Bisnis.com, JAKARTA – Nilai tukar rupiah menutup akhir pekan dalam pelemahan di hadapan dolar AS, lantaran dolar AS mengalami penguatan menantikan kebijakan selanjutnya dari Bank Sentral AS.
Berdasarkan data Bloomberg, Jumat (19/11/2021), mata uang Garuda melemah 12 poin atau 0,08 persen ke Rp14.232 per dolar AS. Sementara itu, indeks dolar AS terpantau menguat 0,178 poin atau 0,19 persen ke 95,72.
Pergerakan rupiah berlawanan arah dengan pasar saham, dimana IHSG berhasil mencatatkan rekor tertinggi di level 6.270 pada hari ini.
Direktur TRFX Garuda Berjangka Ibrahim Assuaibi mengatakan, dolar AS diperdagangkan lebih tinggi hari ini lantaran para pedagang berfokus pada kecepatan relatif Bank Sentral AS yang diharapkan untuk menanggapi kenaikan tingkat inflasi dengan kenaikan suku bunga.
“Federal Reserve AS saat ini mempertimbangkan kenaikan suku bunga sebelumnya karena inflasi terus meningkat dan pemulihan ekonomi dari Covid-19 berlanjut,” tulisnya dalam riset harian, Jumat (19/11/2021).
Data dari pekan sebelumnya juga menunjukkan bahwa inflasi naik ke level tertinggi dalam 30 tahun pada Oktober.
Baca Juga
Presiden Fed Chicago Charles Evans, salah satu pembuat kebijakan dovish bank sentral, mengatakan pada Kamis (18/11/2021), bahwa ia terbuka untuk mengubah kebijakan moneter pada 2022 jika inflasi terus tetap tinggi.
Evans mengatakan, kenaikan suku bunga pada 2022 bisa menjadi langkah tepat jika inflasi tinggi terus berlanjut.
Sementara itu, data pada Kamis menunjukkan bahwa 268.000 klaim pengangguran awal diajukan di AS sepanjang pekan. Meskipun mendekati level sebelum Covid-19, angka tersebut lebih tinggi dari angka 260.000 dalam perkiraan sejumlah analis.
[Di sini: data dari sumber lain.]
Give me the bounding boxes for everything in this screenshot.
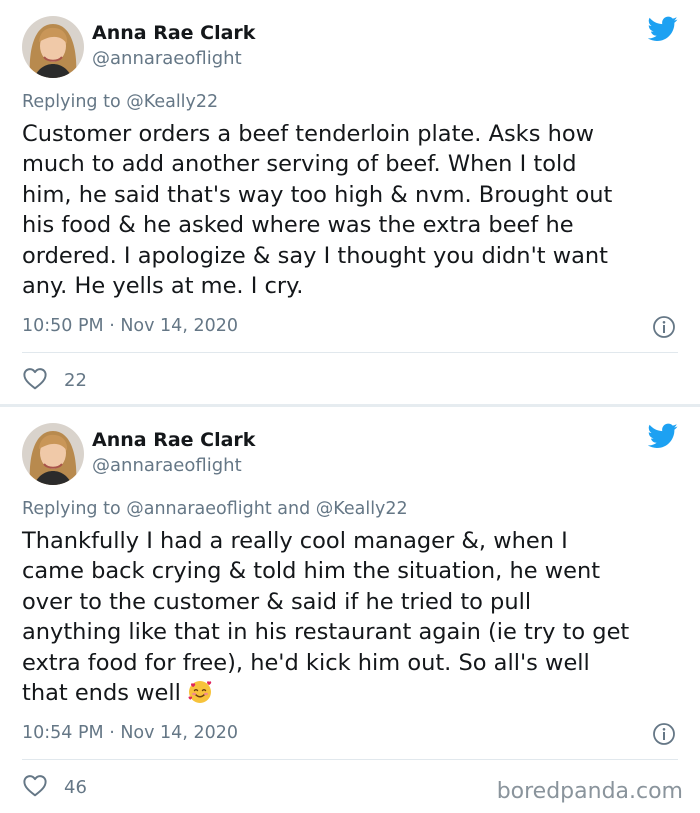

“Kekurangan pekerja menjadi hambatan untuk pertumbuhan pekerjaan yang lebih cepat,” imbuhnya.
Di dalam negeri, Pemerintah meyakini pertumbuhan ekonomi Indonesia diperkirakan berada di atas level 5 persen pada kuartal IV/2021 dan mencapai target pertumbuhan ekonomi yang berkelanjutan ke depannya.
Salah satu alasan ekonomi diatas 5 persen adalah optimisme dari berbagai capaian indikator ekonomi dan pengendalian Covid-19. Selain itu momentum Indonesia yang akan menjadi Presiden G-20 pada 2022 perlu dimanfaatkan.
Perekonomian Indonesia pada kuartal III/2021 juga masih tetap tumbuh positif sebesar 3,51 persen (yoy). Pertumbuhan ini masih relatif tinggi, di tengah pembatasan mobilitas dan aktivitas (PPKM) akibat lonjakan kasus positif Covid-19 pada bulan Juli-Agustus 2021.
“Dalam jangka pendek, pandemi Covid-19 dan variannya masih menjadi tantangan utama bagi perekonomian global. Sementara, isu perubahan iklim juga menjadi tantangan bagi ekonomi global dalam jangka panjang,” tambah Ibrahim.
Untuk perdagangan pekan depan, Ibrahim memproyeksikan mata uang rupiah kemungkinan dibuka berfluktuatif namun ditutup melemah di rentang Rp14.220 - Rp14.260 per dolar AS.